I’ve been trying to organize my photos out of iPhoto and Shotwell into a common file name format and into old trusty folders and files that I can backup and check in services like Dropbox or Google Drive.
After exporting the library from iPhoto and Shotwell, and importing photos I had in bare folders I had the task to get them organized consistently.
What I set up to get was a folder structure like this:
├── 2007
│ ├── Diario Informacion
│ ├── Examenes Septiembre
│ ├── Laysa
│ ├── Lolo
│ ├── Reuniones familiares
│ ├── Uni
│ └── Verano Garden
├── 2008
│ ├── Aachen
│ ├── Aachen visita Tapi Ana
│ ├── Aachen visita colegas
│ ├── Berlin
│ ├── Bonn
│ ├── Carnaval
│
...
Thats YYYY/AlbumName/...
. For the name I wanted to rename the photos in
a common format to unify the different names that different cameras give to
photos. So the idea was to get the photo named IMG_1000391.jpg
to become
YYYYMMDD-HHSS-[Original name].jpg
.
After several tries and an incomplete program I did in node, I settled to accomplish the task with the unix battletested tools we all love and hate.
Renaming photos
So, for renaming the pictures, I did a little script that I would execute
inside my iPhoto
or Shotwell
picture, and go on renaming pictures based on
their exif data (date taken) as possible, using the awesome jhead
command
line tool:
#!/bin/sh
if [ -z "$1" ]
then
echo "Which folder do you want organize photos in?"
exit 1
fi
IFS=$'\n\t'
for i in $(find $1 -type d)
do
read -r -p "Do you want to organize $i? [y/N] " response
case $response in
[yY][eE][sS]|[yY])
jhead -autorot -n%Y%m%d-%H%M%S-%f $i/*
;;
*)
echo ""
;;
esac
done
With that we get the pictures renamed with the data they were taken on (if that
does not exist or can’t find it then it uses the created at date attribute on
the file). Also as a bonus, we tell jhead
to autorotate the pictures based on
exif data.
Organizing the folder structure to the one I wanted
After renaming the pictures, I had to deal with the folder structure of each
different program. iPhoto when it exports it puts the pictures in folders named
as the events you had in, like Aachen, Bonn, Berlin, ...
.
For those, I just had to create the year folders and drop the event folders on its corresponding year folder, easy.
For the Shotwell photos I had to move them from the created structure
YYYY/MM/DD/photo.jpg
to YYYY/MM/photo.jpg
. So using this small cli oneliner
I grouped the photos as expected.
$ find */*/* -type d | xargs -n1 sh -c 'echo mv ${0}/* "$( dirname ${0})" ";" rm -rv ${0} '
Executing this command should show the command line commands that would move
the photos, when you have verified that they should do what you want, just
append | sh
after it and execute it again. Be careful and backup all your
photos before doing all this stuff.
$ find */*/* -type d | xargs -n1 sh -c 'echo mv ${0}/* "$( dirname ${0})" ";" rm -rv ${0} ' | sh
With that, I created some event folders and dropped the months in as expected.
Overall, pretty smooth experience, and a quick way to unify the photos databases into a simple and trusty folder/file structure (28G of pics!).

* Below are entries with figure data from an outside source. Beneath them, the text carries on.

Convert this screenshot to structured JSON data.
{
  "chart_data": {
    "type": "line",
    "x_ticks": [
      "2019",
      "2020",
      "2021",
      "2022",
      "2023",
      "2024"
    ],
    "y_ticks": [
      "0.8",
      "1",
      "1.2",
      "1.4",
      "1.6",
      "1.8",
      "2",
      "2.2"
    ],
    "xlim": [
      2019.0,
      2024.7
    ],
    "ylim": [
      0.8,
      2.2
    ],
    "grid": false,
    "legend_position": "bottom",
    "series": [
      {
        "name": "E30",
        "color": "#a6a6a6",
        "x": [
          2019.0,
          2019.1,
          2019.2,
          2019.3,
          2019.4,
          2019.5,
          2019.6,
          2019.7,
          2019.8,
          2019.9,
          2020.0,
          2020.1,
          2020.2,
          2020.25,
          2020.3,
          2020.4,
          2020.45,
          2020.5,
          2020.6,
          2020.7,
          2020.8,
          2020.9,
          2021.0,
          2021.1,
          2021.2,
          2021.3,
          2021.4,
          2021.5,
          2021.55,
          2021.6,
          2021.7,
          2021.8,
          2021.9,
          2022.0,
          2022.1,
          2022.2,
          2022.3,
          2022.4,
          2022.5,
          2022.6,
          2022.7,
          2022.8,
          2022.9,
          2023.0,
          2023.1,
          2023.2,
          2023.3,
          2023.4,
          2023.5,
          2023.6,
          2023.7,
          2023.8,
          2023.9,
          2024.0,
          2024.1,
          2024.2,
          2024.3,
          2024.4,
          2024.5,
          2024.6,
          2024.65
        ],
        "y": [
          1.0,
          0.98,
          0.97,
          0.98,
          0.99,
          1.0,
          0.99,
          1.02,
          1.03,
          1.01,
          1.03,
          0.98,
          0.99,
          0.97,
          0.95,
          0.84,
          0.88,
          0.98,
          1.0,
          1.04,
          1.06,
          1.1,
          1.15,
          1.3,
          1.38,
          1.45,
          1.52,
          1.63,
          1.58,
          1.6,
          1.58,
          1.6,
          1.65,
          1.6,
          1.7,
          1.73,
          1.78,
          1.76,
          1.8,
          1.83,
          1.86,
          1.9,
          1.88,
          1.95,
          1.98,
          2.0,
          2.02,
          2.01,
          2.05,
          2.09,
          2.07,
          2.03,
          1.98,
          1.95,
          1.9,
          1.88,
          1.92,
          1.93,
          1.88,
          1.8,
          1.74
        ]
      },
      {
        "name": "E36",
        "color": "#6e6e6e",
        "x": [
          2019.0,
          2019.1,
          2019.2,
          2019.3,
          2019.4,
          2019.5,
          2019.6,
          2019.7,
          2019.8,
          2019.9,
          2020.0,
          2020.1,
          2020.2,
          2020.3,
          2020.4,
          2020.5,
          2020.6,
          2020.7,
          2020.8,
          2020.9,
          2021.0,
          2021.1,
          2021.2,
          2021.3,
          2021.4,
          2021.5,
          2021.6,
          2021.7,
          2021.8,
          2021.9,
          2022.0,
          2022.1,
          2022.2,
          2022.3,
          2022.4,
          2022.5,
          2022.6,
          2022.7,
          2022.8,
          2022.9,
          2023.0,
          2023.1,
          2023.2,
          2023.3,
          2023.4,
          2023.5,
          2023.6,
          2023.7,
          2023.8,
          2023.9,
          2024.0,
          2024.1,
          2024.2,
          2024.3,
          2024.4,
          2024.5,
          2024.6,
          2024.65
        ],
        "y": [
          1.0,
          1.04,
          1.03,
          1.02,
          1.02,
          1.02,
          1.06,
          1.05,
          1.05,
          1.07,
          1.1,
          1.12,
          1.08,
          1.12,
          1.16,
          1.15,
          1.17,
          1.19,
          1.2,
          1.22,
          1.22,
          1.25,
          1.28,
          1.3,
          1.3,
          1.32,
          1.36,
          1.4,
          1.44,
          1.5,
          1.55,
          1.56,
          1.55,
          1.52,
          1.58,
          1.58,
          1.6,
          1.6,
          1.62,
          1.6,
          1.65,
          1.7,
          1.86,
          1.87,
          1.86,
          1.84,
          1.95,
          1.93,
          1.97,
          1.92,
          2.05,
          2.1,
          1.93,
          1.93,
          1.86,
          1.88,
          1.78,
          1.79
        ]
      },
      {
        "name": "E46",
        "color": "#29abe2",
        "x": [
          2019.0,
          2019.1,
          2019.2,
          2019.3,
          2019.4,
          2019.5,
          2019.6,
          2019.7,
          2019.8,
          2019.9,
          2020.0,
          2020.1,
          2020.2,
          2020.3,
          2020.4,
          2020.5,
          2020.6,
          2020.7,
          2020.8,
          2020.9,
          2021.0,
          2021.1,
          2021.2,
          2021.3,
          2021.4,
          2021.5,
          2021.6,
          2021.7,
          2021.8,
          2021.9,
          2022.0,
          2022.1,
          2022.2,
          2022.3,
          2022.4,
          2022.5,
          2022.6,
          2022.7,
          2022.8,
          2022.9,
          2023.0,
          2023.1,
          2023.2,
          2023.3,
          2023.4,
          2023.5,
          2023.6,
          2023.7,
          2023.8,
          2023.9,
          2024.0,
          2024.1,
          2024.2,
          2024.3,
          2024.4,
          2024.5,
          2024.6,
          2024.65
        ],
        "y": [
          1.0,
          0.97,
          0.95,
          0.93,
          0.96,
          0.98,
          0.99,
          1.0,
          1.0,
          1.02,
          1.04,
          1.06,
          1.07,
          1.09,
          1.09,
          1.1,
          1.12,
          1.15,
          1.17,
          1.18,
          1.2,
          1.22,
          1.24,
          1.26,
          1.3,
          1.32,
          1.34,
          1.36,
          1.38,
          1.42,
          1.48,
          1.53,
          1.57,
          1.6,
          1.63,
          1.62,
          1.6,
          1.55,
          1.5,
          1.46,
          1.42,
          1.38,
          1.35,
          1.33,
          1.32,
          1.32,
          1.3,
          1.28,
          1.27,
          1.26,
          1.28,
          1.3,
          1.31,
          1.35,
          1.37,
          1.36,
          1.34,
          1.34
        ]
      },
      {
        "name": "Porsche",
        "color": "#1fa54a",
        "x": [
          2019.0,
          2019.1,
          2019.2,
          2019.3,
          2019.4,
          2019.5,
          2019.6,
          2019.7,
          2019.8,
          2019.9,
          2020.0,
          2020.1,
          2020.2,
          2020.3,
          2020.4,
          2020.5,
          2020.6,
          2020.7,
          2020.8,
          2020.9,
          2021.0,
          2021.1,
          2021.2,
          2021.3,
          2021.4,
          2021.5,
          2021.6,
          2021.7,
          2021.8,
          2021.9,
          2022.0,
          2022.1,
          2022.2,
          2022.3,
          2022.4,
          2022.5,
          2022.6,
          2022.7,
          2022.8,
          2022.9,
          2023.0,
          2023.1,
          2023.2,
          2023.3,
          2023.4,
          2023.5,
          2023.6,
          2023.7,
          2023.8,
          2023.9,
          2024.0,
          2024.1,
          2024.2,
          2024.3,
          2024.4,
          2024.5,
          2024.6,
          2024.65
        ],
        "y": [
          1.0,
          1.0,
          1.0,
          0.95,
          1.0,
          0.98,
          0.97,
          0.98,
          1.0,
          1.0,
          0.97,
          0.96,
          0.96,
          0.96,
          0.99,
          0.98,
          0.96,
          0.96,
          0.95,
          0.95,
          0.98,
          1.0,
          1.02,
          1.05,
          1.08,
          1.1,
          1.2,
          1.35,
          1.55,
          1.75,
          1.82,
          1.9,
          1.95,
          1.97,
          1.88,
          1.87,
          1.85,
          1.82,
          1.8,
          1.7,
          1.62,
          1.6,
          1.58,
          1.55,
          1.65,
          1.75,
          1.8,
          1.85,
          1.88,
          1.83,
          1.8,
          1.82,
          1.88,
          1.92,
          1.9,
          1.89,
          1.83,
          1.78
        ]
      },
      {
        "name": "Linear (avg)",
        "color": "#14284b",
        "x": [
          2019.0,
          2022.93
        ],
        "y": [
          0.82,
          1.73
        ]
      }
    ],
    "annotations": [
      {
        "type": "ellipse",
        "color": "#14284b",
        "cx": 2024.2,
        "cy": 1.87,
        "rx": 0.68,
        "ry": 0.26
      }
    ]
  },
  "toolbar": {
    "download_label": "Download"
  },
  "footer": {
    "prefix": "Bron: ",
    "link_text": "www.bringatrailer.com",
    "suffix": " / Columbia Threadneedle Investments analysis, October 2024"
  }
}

The advantage is the ease of sync, and because the file names are organized as the taken date, sorting by name in a folder will give you the files in taken order so that you can make a quick presentation if you need to.
Some time in the future, I want to research how to go looking at the pictures and marking the wants I don’t want, to have them archived or deleted, and also duplicate detection, since there are some folders that have thumbnails and pictures which are the same.